The government has also invested heavily in its agricultural extension (advisory services linked also to input supply) program and maintained a strong presence of government extension agents across the country. Between 2004/05 and 2009/10, 61,785 agricultural extension agents were trained and 9,265 farmer training centers were established, one in every village. Although some finance for agricultural extension has been contributed by donors, the Ethiopian government has provided a large share of the investment from its own resources. This means that the government has been able to maintain a great deal of independence over its agricultural extension programs, whereas most other African countries saw their extension programs retreat under the terms of market liberalization.
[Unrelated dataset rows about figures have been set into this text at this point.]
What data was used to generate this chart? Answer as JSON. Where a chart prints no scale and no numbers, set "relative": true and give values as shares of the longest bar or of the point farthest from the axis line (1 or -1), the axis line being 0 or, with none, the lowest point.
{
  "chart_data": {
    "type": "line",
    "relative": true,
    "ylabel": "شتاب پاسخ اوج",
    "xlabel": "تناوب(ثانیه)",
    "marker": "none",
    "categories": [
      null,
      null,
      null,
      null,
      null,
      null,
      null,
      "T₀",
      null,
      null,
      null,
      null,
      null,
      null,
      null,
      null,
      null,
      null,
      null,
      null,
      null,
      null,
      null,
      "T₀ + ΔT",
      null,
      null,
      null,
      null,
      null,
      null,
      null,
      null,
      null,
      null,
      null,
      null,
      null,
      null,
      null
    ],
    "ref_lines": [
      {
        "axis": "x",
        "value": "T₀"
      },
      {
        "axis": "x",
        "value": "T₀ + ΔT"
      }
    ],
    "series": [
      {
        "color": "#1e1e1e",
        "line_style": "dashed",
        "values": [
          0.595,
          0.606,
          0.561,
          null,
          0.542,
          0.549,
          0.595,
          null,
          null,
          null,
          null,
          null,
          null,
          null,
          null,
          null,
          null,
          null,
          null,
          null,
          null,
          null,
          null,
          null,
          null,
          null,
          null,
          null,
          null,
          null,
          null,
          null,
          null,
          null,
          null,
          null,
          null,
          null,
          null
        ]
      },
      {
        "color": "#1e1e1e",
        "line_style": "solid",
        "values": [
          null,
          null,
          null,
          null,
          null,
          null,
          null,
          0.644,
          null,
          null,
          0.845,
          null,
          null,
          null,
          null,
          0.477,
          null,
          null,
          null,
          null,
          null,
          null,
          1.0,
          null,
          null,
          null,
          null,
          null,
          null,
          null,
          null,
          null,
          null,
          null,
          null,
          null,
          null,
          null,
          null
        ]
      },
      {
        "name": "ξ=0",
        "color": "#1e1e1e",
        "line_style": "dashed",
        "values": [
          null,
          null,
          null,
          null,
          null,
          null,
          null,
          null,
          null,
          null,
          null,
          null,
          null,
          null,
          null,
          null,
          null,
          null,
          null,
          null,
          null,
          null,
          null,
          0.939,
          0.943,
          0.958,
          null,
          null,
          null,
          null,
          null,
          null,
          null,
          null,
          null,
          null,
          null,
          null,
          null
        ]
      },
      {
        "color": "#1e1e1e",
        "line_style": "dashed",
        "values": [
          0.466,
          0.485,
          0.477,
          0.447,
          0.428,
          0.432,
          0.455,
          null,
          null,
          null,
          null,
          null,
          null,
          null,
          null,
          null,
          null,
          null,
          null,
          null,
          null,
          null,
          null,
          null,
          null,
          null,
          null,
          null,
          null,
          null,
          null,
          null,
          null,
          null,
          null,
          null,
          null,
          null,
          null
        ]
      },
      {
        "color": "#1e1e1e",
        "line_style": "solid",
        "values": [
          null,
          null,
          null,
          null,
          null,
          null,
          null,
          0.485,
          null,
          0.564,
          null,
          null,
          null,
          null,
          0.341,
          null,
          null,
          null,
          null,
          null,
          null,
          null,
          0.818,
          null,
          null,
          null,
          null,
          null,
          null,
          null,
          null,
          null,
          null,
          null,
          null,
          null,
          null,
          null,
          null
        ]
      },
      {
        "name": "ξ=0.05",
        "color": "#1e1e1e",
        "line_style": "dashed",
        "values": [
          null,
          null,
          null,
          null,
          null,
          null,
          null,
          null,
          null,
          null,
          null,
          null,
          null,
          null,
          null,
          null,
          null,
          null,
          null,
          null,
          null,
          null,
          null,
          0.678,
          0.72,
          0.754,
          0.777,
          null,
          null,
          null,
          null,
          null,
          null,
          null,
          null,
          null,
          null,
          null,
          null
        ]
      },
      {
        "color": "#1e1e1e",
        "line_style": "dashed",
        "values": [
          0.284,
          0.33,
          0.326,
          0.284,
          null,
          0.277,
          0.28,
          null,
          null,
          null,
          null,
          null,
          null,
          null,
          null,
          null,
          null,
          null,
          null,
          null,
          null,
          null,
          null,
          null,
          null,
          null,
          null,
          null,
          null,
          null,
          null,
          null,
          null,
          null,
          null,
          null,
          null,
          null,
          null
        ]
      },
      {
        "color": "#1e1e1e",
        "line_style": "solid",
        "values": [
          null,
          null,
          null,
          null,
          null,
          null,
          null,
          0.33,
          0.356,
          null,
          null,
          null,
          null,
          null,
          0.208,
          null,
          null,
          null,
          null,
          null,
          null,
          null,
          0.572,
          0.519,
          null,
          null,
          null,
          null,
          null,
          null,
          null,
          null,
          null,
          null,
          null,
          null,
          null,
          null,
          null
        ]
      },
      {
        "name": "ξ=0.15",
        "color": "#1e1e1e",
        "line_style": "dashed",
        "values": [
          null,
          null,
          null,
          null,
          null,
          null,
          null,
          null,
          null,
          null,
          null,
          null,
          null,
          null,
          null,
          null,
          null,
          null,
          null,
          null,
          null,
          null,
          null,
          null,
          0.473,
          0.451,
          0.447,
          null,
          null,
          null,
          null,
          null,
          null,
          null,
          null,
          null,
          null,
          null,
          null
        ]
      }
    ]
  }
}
Ethiopia stands out in terms of investments in agriculture in Africa. Agricultural spending in Africa as a whole has declined since 1990, from 5.9% of GDP in 1990 to 2.7% in 2013. In 2003, African governments signed the Maputo Declaration, agreeing to allocate at least 10% of national budgetary resources to agriculture and rural development policy implementation within five years. Only 14 countries have met or exceeded this commitment, and Ethiopia is among the seven countries that have exceeded the target most years (Benin and Yu, 2012). Since 2005, Ethiopia has consistently allocated over 15% of total national expenditure to agriculture.
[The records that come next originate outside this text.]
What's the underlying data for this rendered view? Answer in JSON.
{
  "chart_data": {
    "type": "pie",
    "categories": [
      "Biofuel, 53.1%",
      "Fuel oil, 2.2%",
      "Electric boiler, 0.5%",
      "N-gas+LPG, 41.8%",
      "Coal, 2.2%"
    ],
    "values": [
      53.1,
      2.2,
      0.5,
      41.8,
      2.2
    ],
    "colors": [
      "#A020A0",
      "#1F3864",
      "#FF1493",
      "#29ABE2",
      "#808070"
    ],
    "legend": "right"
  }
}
A third point interrelated point is pro-poor growth direction. A suite of government policies have targeted inefficiencies in the agricultural sector, not just in terms of improving productivity, but also in facilitating the flow of benefits from agricultural growth towards the poor. With access to markets being one of the primary constraints faced by smallholder farmers, rural road construction is one of the main pillars of the ADLI strategy and the government has invested heavily in expanding the rural road network across Ethiopia. The country’s road density has increased from 29 to 44.5 km per 1,000 km2 between 2000/01 and 2009/10, and the average time it takes to reach an all-weather road has been reduced from about 7 hours in 2000/01 to 3.7 hours over the same time period.
Support for small and micro enterprises can be considered as a forth factor. Discussing urban socio-economic situations, the report pointed out that although urban poverty reduction has been comparatively slow, and progress has been made since 2005 in reducing the proportion of urban households in poverty. Although the services sector has been the fastest growing sector in urban areas, recent studies have found that growth in services is strongly correlated with growth in agriculture. So although services do not appear to be poverty reducing independent of growth in agriculture, by combining with agriculture they have in fact contributed to poverty reduction.
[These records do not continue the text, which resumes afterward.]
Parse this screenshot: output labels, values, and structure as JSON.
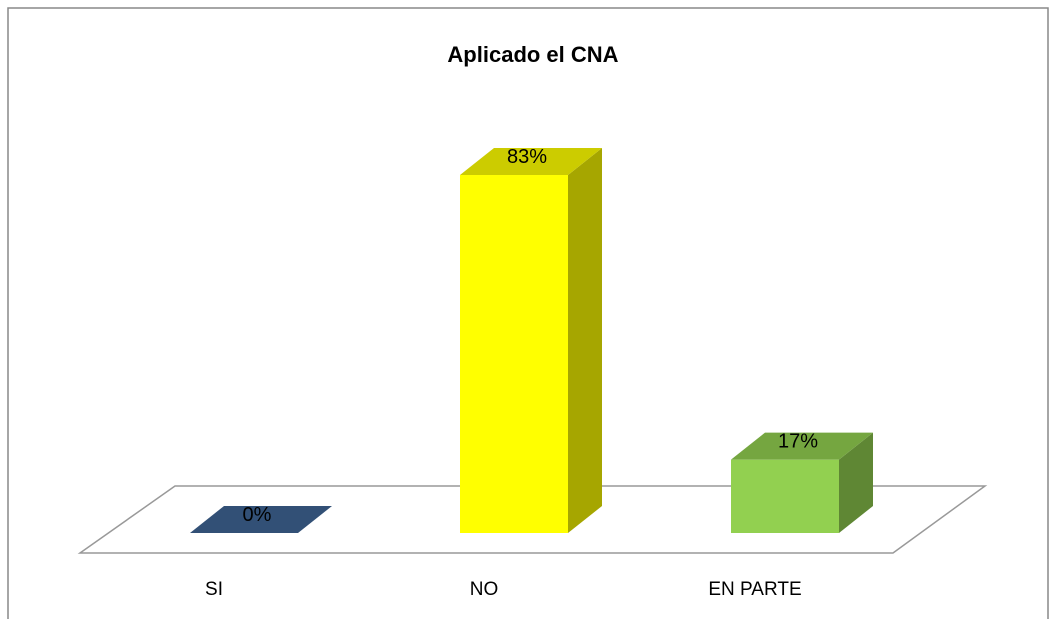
{
  "chart_data": {
    "type": "bar3d",
    "title": "Aplicado el CNA",
    "categories": [
      "SI",
      "NO",
      "EN PARTE"
    ],
    "values": [
      0,
      83,
      17
    ],
    "value_labels": [
      "0%",
      "83%",
      "17%"
    ],
    "colors": [
      "#3e6494",
      "#ffff00",
      "#92d050"
    ]
  }
}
Growth among small and medium enterprises (SMEs) has also been identified as a key driver of poverty reduction in urban areas. Again, growth in SMEs has been found to be strongly correlated with growth in agriculture. According to the World Bank’s recent poverty assessment, 64% of businesses were established using funds from agricultural production and these businesses were most active in the months of harvest and immediately thereafter.
Indeed, Ethiopia has not only achieved tremendous progress in the areas of material wellbeing, education, and employment, but also simultaneously addressed multiple challenges in wellbeing at an accelerated rate compared with other countries in Africa.